Neonazis de esquerda ainda são muito de extrema-direita, não? É tão fácil assim se tornar um inimigo da comunidade?
Claro, eles ainda são muito extrema-direita. Mas assim que você começa a questionar alguma coisa, ou se você critica Hitler — um grande tabu — eles te consideram um traidor.

Deixar de ser um membro do grupo é uma coisa, mas como você reverteu seu condicionamento?
Tive que fazer tudo em pequenos passos. Assim que comecei a ter dúvidas sobre a ideologia, comecei a ter muita vergonha do que eu fazia parte. Felix e eu nos mudamos para Munique, para uma área bastante multicultural, onde nossos vizinhos estrangeiros eram muito simpáticos. Mas é preciso muito mais do que se misturar com outras pessoas para realmente quebrar o modo de pensar. Por exemplo, neguei o Holocausto por tanto tempo que o conceito estava enraizado no meu cérebro. Levei muito tempo para conseguir lidar com isso de maneira crítica.

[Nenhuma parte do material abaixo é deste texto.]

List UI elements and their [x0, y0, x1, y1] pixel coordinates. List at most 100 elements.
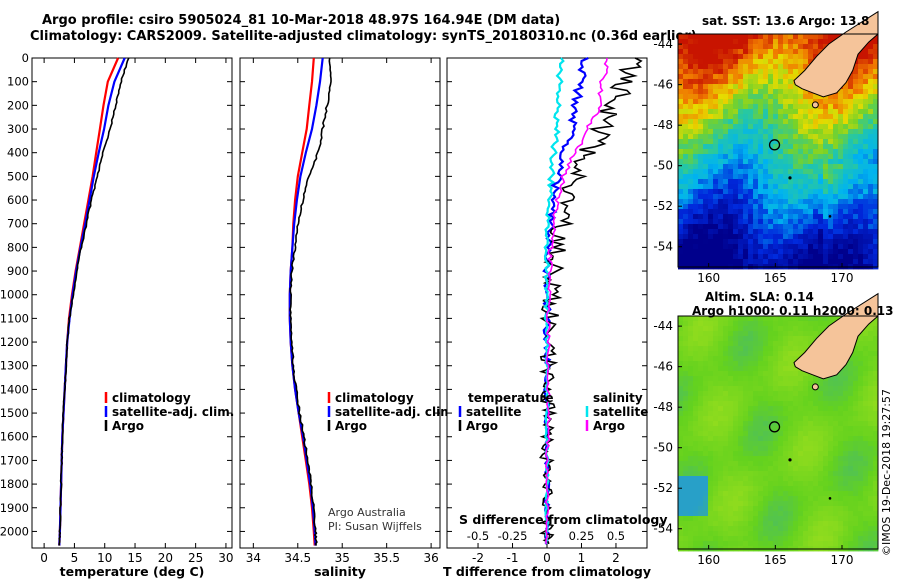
map-cell: [763, 466, 769, 472]
map-cell: [723, 84, 729, 90]
map-cell: [763, 224, 769, 230]
map-cell: [703, 134, 709, 140]
map-cell: [698, 34, 704, 40]
map-cell: [833, 451, 839, 457]
map-cell: [698, 229, 704, 235]
map-cell: [733, 351, 739, 357]
legend-entry: satellite-adj. clim.: [335, 405, 457, 419]
map-cell: [843, 174, 849, 180]
map-cell: [708, 74, 714, 80]
map-cell: [728, 209, 734, 215]
map-cell: [793, 391, 799, 397]
map-cell: [873, 321, 879, 327]
map-cell: [713, 346, 719, 352]
map-cell: [778, 531, 784, 537]
map-cell: [833, 224, 839, 230]
map-cell: [773, 194, 779, 200]
map-cell: [703, 341, 709, 347]
map-cell: [703, 496, 709, 502]
map-cell: [768, 64, 774, 70]
map-cell: [773, 229, 779, 235]
map-cell: [803, 346, 809, 352]
map-cell: [718, 44, 724, 50]
map-cell: [688, 99, 694, 105]
secondary-tick-label: 0.5: [607, 529, 625, 543]
map-cell: [828, 511, 834, 517]
map-cell: [748, 74, 754, 80]
map-cell: [743, 441, 749, 447]
map-cell: [803, 189, 809, 195]
map-cell: [678, 59, 684, 65]
map-cell: [703, 516, 709, 522]
map-cell: [733, 74, 739, 80]
map-cell: [828, 441, 834, 447]
map-cell: [803, 244, 809, 250]
map-cell: [683, 396, 689, 402]
map-cell: [778, 456, 784, 462]
map-cell: [803, 416, 809, 422]
map-cell: [853, 184, 859, 190]
map-cell: [803, 426, 809, 432]
map-cell: [683, 496, 689, 502]
map-cell: [703, 346, 709, 352]
map-cell: [868, 516, 874, 522]
map-cell: [718, 104, 724, 110]
map-cell: [738, 159, 744, 165]
map-cell: [748, 79, 754, 85]
map-cell: [723, 516, 729, 522]
map-cell: [743, 249, 749, 255]
map-cell: [688, 456, 694, 462]
map-cell: [838, 244, 844, 250]
map-cell: [858, 79, 864, 85]
map-cell: [823, 436, 829, 442]
map-cell: [718, 254, 724, 260]
map-cell: [833, 134, 839, 140]
map-cell: [818, 511, 824, 517]
map-cell: [723, 124, 729, 130]
map-cell: [773, 351, 779, 357]
map-cell: [813, 249, 819, 255]
map-cell: [688, 134, 694, 140]
map-cell: [833, 481, 839, 487]
map-cell: [793, 219, 799, 225]
map-cell: [868, 351, 874, 357]
map-cell: [848, 179, 854, 185]
map-cell: [803, 249, 809, 255]
map-cell: [698, 516, 704, 522]
map-cell: [873, 254, 879, 260]
map-cell: [828, 249, 834, 255]
map-cell: [853, 426, 859, 432]
map-cell: [698, 244, 704, 250]
map-cell: [788, 154, 794, 160]
map-cell: [838, 421, 844, 427]
map-cell: [738, 199, 744, 205]
map-cell: [788, 541, 794, 547]
map-cell: [833, 471, 839, 477]
map-cell: [863, 541, 869, 547]
map-cell: [858, 516, 864, 522]
map-cell: [753, 396, 759, 402]
map-cell: [713, 139, 719, 145]
map-cell: [773, 69, 779, 75]
map-cell: [718, 531, 724, 537]
map-cell: [718, 326, 724, 332]
map-cell: [838, 229, 844, 235]
map-cell: [728, 64, 734, 70]
map-cell: [863, 69, 869, 75]
map-cell: [813, 491, 819, 497]
map-cell: [783, 254, 789, 260]
map-cell: [793, 451, 799, 457]
map-cell: [738, 169, 744, 175]
map-cell: [813, 391, 819, 397]
map-cell: [748, 331, 754, 337]
map-cell: [763, 376, 769, 382]
map-cell: [823, 316, 829, 322]
map-cell: [828, 401, 834, 407]
map-cell: [773, 536, 779, 542]
map-cell: [818, 204, 824, 210]
map-cell: [868, 386, 874, 392]
map-cell: [703, 94, 709, 100]
map-cell: [768, 426, 774, 432]
map-cell: [833, 129, 839, 135]
map-cell: [873, 466, 879, 472]
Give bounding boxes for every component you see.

Quando você descobriu que o Holocausto realmente aconteceu?
Eu tinha uns 19 anos. Tive que reavaliar completamente a história e admitir para mim mesma que eu estava muito errada. Era a última peça de ideologia nazista dentro de mim.

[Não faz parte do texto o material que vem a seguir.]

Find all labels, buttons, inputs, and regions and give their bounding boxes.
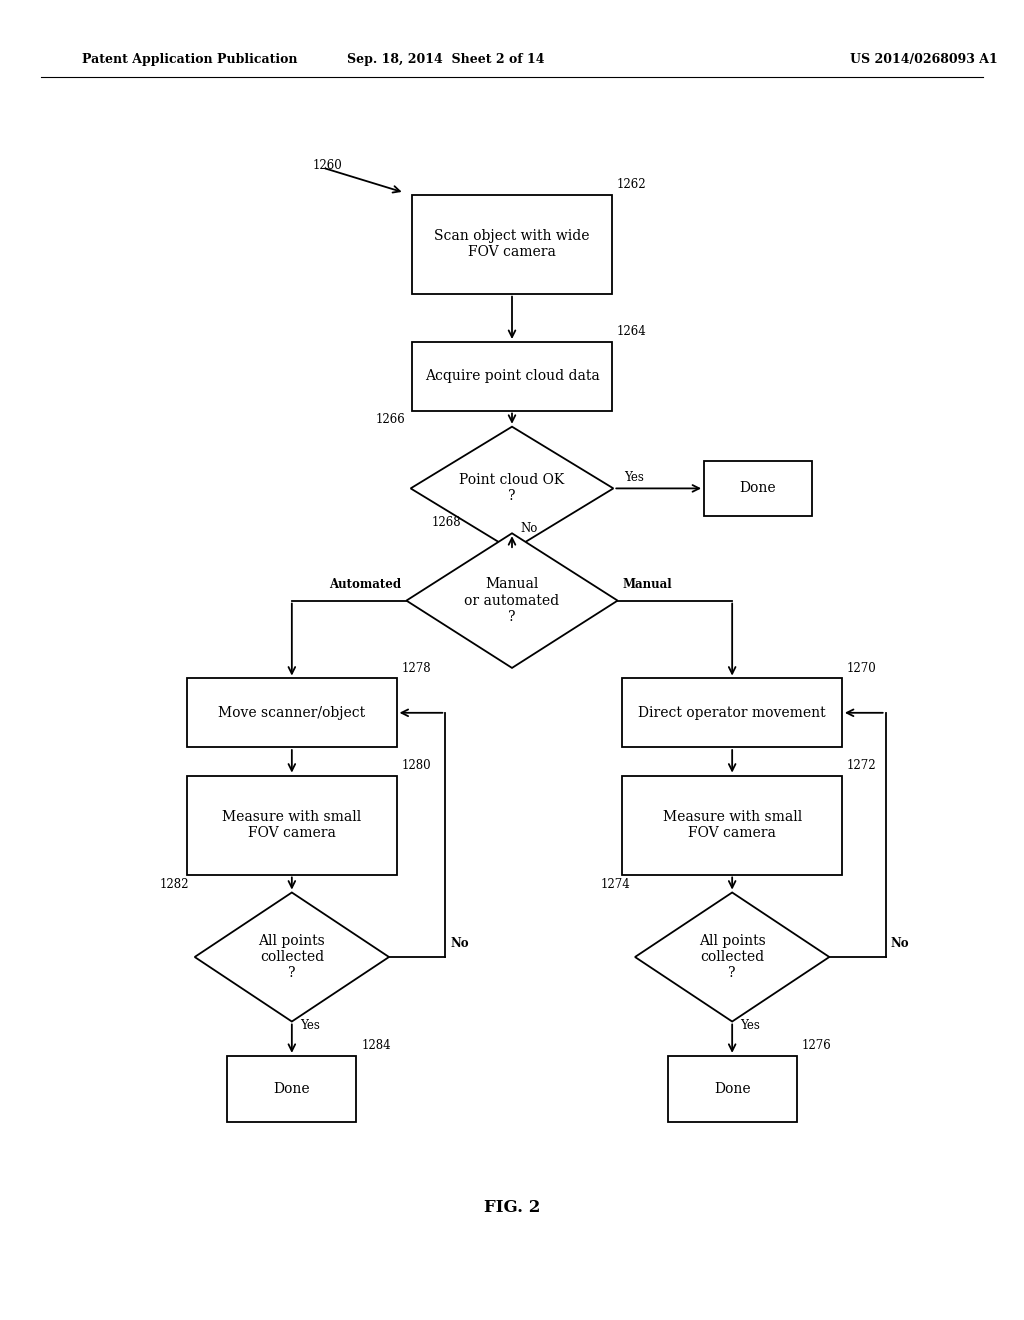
Text: 1282: 1282 <box>160 878 189 891</box>
Text: All points
collected
?: All points collected ? <box>698 933 766 981</box>
Bar <box>705 461 811 516</box>
Bar <box>623 775 842 874</box>
Text: 1260: 1260 <box>312 158 342 172</box>
Polygon shape <box>635 892 829 1022</box>
Bar <box>412 195 611 294</box>
Text: Acquire point cloud data: Acquire point cloud data <box>425 370 599 383</box>
Bar <box>623 678 842 747</box>
Text: 1284: 1284 <box>361 1039 391 1052</box>
Text: 1280: 1280 <box>401 759 431 771</box>
Text: No: No <box>891 937 909 950</box>
Bar <box>412 342 611 411</box>
Text: Automated: Automated <box>329 578 401 591</box>
Text: 1268: 1268 <box>432 516 461 529</box>
Text: Yes: Yes <box>624 471 643 484</box>
Text: Move scanner/object: Move scanner/object <box>218 706 366 719</box>
Text: No: No <box>451 937 469 950</box>
Text: 1272: 1272 <box>847 759 877 771</box>
Text: FIG. 2: FIG. 2 <box>483 1200 541 1216</box>
Text: 1264: 1264 <box>616 325 647 338</box>
Text: All points
collected
?: All points collected ? <box>258 933 326 981</box>
Bar <box>187 775 396 874</box>
Polygon shape <box>407 533 617 668</box>
Text: Done: Done <box>714 1082 751 1096</box>
Text: Patent Application Publication: Patent Application Publication <box>82 53 297 66</box>
Text: 1266: 1266 <box>376 413 406 425</box>
Text: Manual: Manual <box>623 578 673 591</box>
Text: Sep. 18, 2014  Sheet 2 of 14: Sep. 18, 2014 Sheet 2 of 14 <box>347 53 544 66</box>
Text: Done: Done <box>739 482 776 495</box>
Text: 1270: 1270 <box>847 661 877 675</box>
Polygon shape <box>411 426 613 550</box>
Text: 1274: 1274 <box>600 878 630 891</box>
Bar <box>668 1056 797 1122</box>
Text: Point cloud OK
?: Point cloud OK ? <box>460 474 564 503</box>
Text: Measure with small
FOV camera: Measure with small FOV camera <box>222 810 361 840</box>
Text: 1276: 1276 <box>802 1039 831 1052</box>
Text: Direct operator movement: Direct operator movement <box>638 706 826 719</box>
Text: Scan object with wide
FOV camera: Scan object with wide FOV camera <box>434 230 590 259</box>
Text: Done: Done <box>273 1082 310 1096</box>
Text: Manual
or automated
?: Manual or automated ? <box>465 577 559 624</box>
Text: 1262: 1262 <box>616 178 646 190</box>
Polygon shape <box>195 892 389 1022</box>
Text: 1278: 1278 <box>401 661 431 675</box>
Text: Yes: Yes <box>740 1019 760 1032</box>
Bar <box>187 678 396 747</box>
Text: Measure with small
FOV camera: Measure with small FOV camera <box>663 810 802 840</box>
Text: Yes: Yes <box>300 1019 319 1032</box>
Bar <box>227 1056 356 1122</box>
Text: No: No <box>520 521 538 535</box>
Text: US 2014/0268093 A1: US 2014/0268093 A1 <box>850 53 997 66</box>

Por que mais gente não sai do movimento?
Porque escapar significa questionar a si mesmo e tudo que você fez. Você se vê preso nessa ideologia — ela é uma grande parte de quem você é. Muitas pessoas não acreditam que podem voltar para a sociedade mainstream e serem aceitas, ou mesmo receber ajuda. Você tem que começar uma nova vida, o que obviamente é muito difícil.

Você espera vingança da cena?
Sim, mas essa é uma consequência natural quando você sai. Alguém pichou uma grande suástica com as palavras “Vamos te pegar” no muro da estação de trem perto da nossa casa recentemente.

Você sente que é parte da sociedade mainstream agora?
Meu filho nasceu menos de seis meses atrás e eu passei num concurso para professora. Honestamente, eu tinha dúvidas se deveria seguir essa carreira, considerando meu passado. Mas também sei que não sou meu pai e tenho uma compreensão completamente diferente da criação de uma criança. Tudo isso parece um pouco como uma graduação para a sociedade mainstream, sim.